5.1 Calculate loglikelihood base on least square

In linear regression with fixed \(x\), the least square estimator and maximum likelihood estimator are equivalent. Therefore it is very easy to derive the loglikelihood of a given linear regression model from its least square estimation. Assume we have \[y_i=\beta_0+\beta_1x_{1i}+\epsilon_i\]

\[\begin{align*} L&=\prod_{i=1}^n \frac{1}{\sqrt{2\pi\sigma^2}}\exp-\frac{(y_i-\beta_0-\beta_1x_i)^2}{2\sigma^2}\\ \ell&=\sum_{i=1}^{n}-\frac{1}{2}\log(2\pi\sigma^2)-\frac{1}{2\sigma^2}\sum_{i=1}^n(e_i^2)\\ &=-\frac{n}{2}\log(2\pi)-\frac{n}{2}\log(\sigma^2)-\frac{1}{2\sigma^2}\sum_{i=1}^n(e_i^2). \end{align*}\]

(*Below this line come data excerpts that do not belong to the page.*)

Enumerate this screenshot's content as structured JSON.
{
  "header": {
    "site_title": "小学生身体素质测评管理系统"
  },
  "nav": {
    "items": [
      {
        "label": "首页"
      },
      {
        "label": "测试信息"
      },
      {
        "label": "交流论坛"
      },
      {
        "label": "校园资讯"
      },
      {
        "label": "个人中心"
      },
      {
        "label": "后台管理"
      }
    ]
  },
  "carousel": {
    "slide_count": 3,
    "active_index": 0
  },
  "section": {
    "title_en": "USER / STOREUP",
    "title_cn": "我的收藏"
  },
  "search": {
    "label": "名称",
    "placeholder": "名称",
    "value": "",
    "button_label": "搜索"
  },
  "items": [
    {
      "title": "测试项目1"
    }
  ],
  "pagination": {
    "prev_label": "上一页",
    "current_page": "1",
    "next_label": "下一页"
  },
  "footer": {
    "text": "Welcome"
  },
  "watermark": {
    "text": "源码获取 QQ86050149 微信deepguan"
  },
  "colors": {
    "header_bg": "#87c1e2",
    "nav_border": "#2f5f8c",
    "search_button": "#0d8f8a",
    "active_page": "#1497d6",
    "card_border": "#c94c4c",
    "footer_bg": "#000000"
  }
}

The least square estimator and the normal maximum likelihood estimator of \(\sigma^2\) is \[\hat{\sigma}^2=s^2=\frac{1}{n-2}\sum_{i=1}^n(e_i^2),\]

thus we have \[\begin{align*} \ell&=-\frac{n}{2}\log(2\pi)-\frac{n}{2}\log(\frac{1}{n-2})-\frac{n}{2}\log\left(\sum_{i=1}^n(e_i^2)\right)-\frac{n-2}{2}\\ &=-\frac{n}{2}\log(2\pi)+\frac{n}{2}\log(n-2)-\frac{n}{2}\log\left(\sum_{i=1}^n(e_i^2)\right)-\frac{n}{2}+1\\ &=-\frac{n}{2}\left[\log(2\pi)-\log(n-2)+\log\left(\sum_{i=1}^n(e_i^2)\right)+1-\frac{2}{n}\right] \end{align*}\]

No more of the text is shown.